Este é o meu São João que me faz recordar o passado com alguma emoção.

“A sopa”...

A noite quente convida-me a procurar algo de fresco. Uma bebida? Não. Janela aberta? Não ajuda grande coisa. Ventoinha? Não gosto de correntes de ar. Então, como fazer? Simples. Viajar no tempo, montado na crista do calor, e ver imagens de um passado que me marcou. Coisas simples. Tão simples que é quase impossível reproduzi-las. Mas vou tentar, nem que seja para acalmar o ardor de uma alma que se sente febril. Não deve ser do calor de uma noite de verão, apenas a antevisão do futuro que me coube em sorte. Não o culpo, não posso e nem me atrevo. Aceito tudo, ou quase tudo, menos o infortúnio dos desgraçados sem sorte. Conheci imensos, tantos e todos desconhecidos. Seres ignorados pelos deuses e desprezados pelos semelhantes. Recordo um caso, talvez por envolver cães. O meu é um sortudo do caraças e desconhece o significado de "vida de cão!". Ainda bem. Já disse em tom de brincadeira, mesmo que considerem ser uma blasfémia ou parvoíce, que se tivesse de voltar a este mundo gostaria de ser como o meu cão. Julgo não ser único e muito menos original. Li ou ouvi, também não interessa, que o nosso nobel da literatura teria dito algo semelhante.
Voltando à viagem no tempo, e à necessidade de me refrescar das queimaduras da vida, recordo uma velha pedinte. Magra, alta, encurvada, vestida de trapos, com um lenço na cabeça, que teria sido branco à nascença, cambaleante, com dificuldades em exprimir-se, babando-se profusamente, deixando ver a saliva espessa e branca a cair pelos cantos da boca. Batia inexoravelmente à porta da minha casa, pela hora do almoço, todas as quartas-feiras. Coincidia com o intervalo que tinha para almoçar quando andava na primária. Batia com os nós dos dedos. O som era diferente, pausado e doloroso. Digo doloroso, porque um corpo esfomeado e repleto de ossos a quererem furar a pele deveria provocar dores. Parava de comer e esperava pelo segundo toque. Levantava-me em seguida, sem pedir autorização, o que era uma falta de educação, e abria a porta. Nunca entendi o que dizia, mas ficava impressionado com o aspeto andrajoso, a magreza e a baba. Corria logo para a cozinha avisando a minha mãe que a "pobre das quartas" já estava à porta. Sem dizer nada levava-lhe a sopa bem avantajada, numa espécie de caçoila, e um bom naco de pão devidamente recheado.

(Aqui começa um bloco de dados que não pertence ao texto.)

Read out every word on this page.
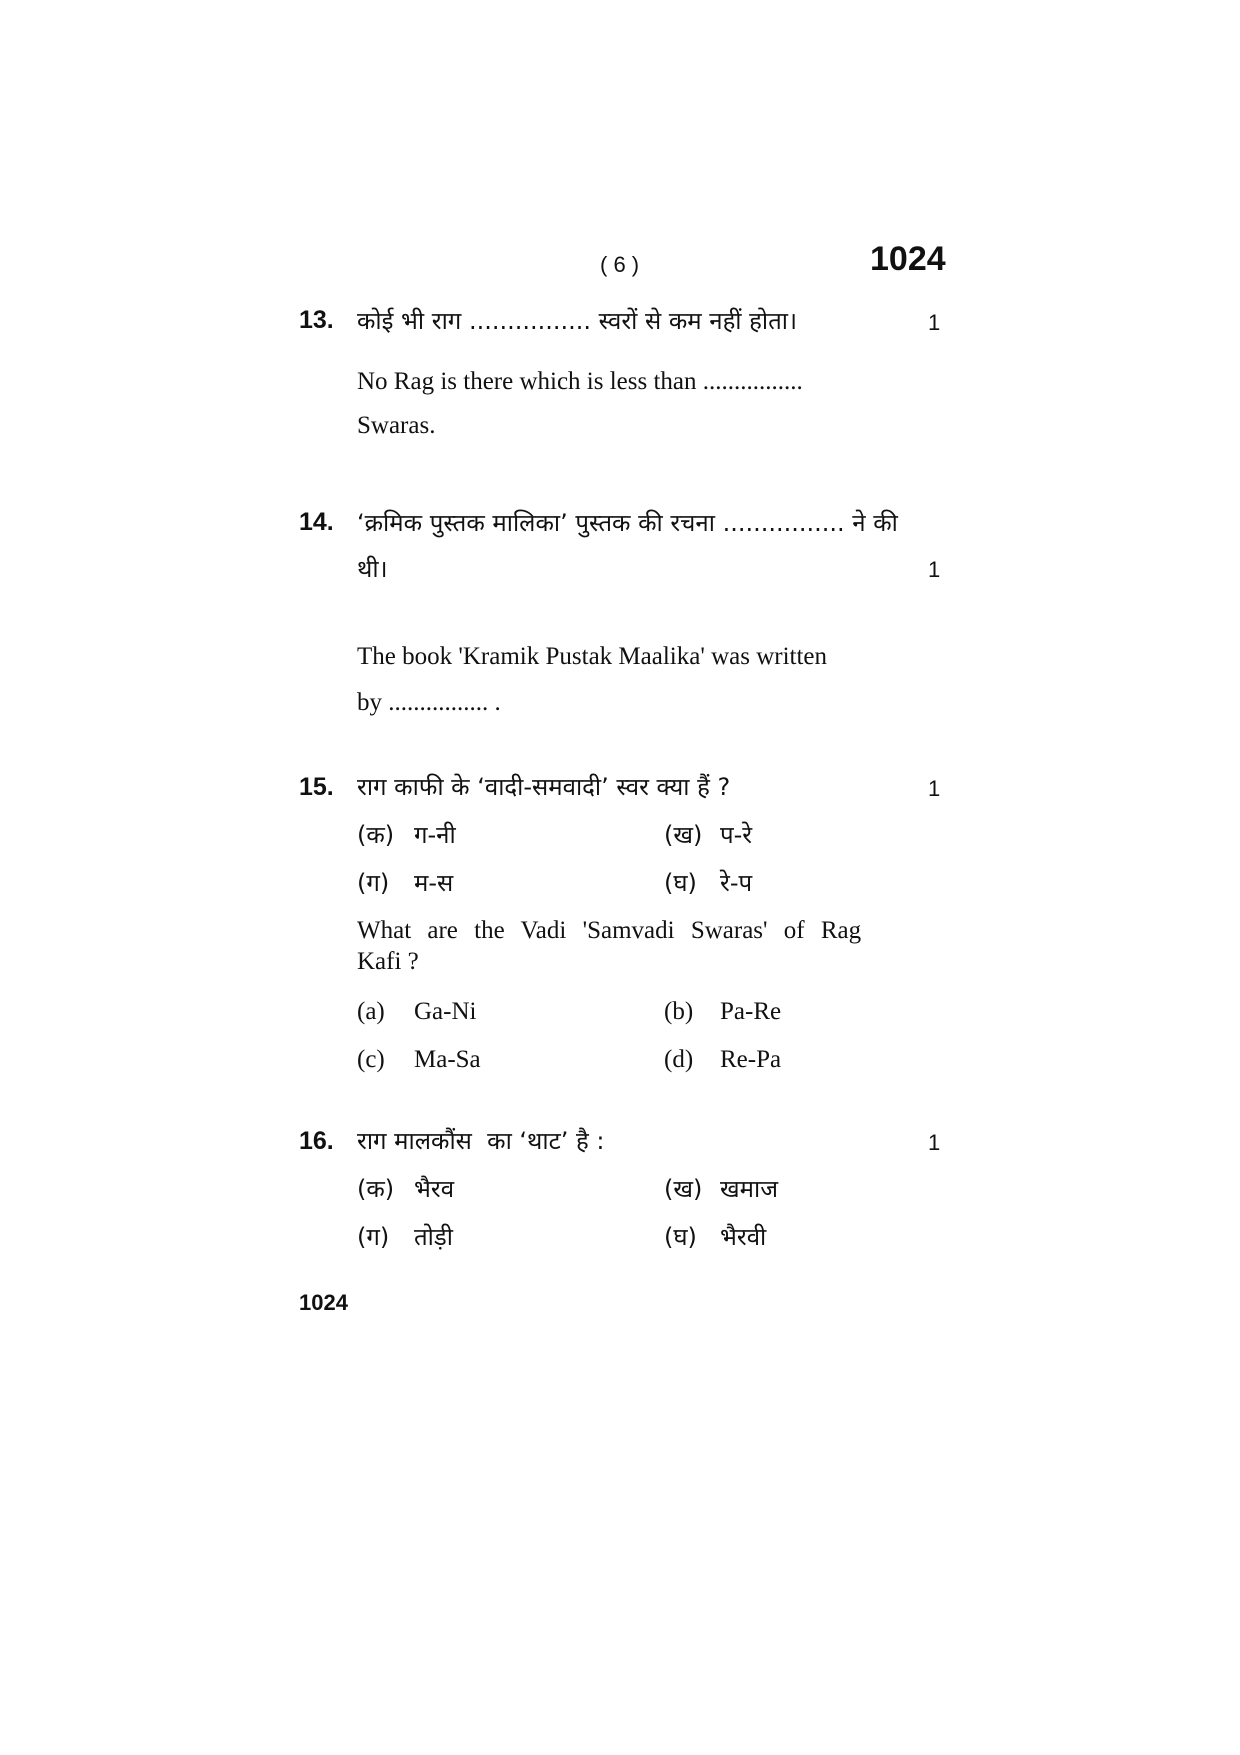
( 6 )	1024
13. कोई भी राग ................ स्वरों से कम नहीं होता।	1
No Rag is there which is less than ................
Swaras.
14. ‘क्रमिक पुस्तक मालिका’ पुस्तक की रचना ................ ने की
थी।	1
The book 'Kramik Pustak Maalika' was written
by ................ .
15. राग काफी के ‘वादी-समवादी’ स्वर क्या हैं ?	1
(क) ग-नी	(ख) प-रे
(ग) म-स	(घ) रे-प
What are the Vadi 'Samvadi Swaras' of Rag
Kafi ?
(a) Ga-Ni	(b) Pa-Re
(c) Ma-Sa	(d) Re-Pa
16. राग मालकौंस  का ‘थाट’ है :	1
(क) भैरव	(ख) खमाज
(ग) तोड़ी	(घ) भैरवी
1024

Comia no pequeno pátio coberto que havia à entrada. Vi-a a comer a sopa com enorme satisfação. Eu, que na altura não apreciava sopa, ficava admirado. Nunca fiz perguntas, mas estava repleto delas. Agradecia sempre sem perceber o que dizia. Os olhos brilhavam imenso, tanto que até hoje não consegui ver algo semelhante. Mas não era só a baba, a magreza ou os olhos que me marcaram, eram sobretudo os cães. Havia imensos na rua e nas redondezas. Muitos, para não dizer quase todos, andavam esfomeados, ladravam e até chegavam a ser ameaçadores. Tinha muito medo deles. Às quartas-feiras ocorria um dos mais estranhos fenómenos que presenciei até hoje. À passagem da mendiga da baba, os cães metiam o rabo entre as pernas, baixavam os focinhos e deixavam de ladrar. Parecia que a respeitavam. A pedinte passava entre eles sem qualquer receio. Àquela hora, os miseráveis e tinhosos cães deixavam de ladrar perante a miséria humana.
Todas as quartas-feiras a cena repetia-se. Depois desapareceu. Esperei muito tempo desejoso de ouvir aquele toque estranho de ossos na porta da minha casa sem ter de ouvir os latidos dos cães.
Recordo este episódio ao saborear a sopa.
Gosto de sopa.

quinta-feira, 28 de junho de 2018

Buscas e mais buscas...

Buscas e mais buscas, todos os dias e a toda a hora. Houvesse acusações e justiça rápida e desnecessário se tornaria perder tempo em tanto buscar. Até para demonstrar que o objectivo da justiça não se fica pelo buscar. 
Assim, todos os buscados vão prosseguindo o seu caminho, sempre, sempre, colaborando com a justiça.  Como naturalmente  lhes convém.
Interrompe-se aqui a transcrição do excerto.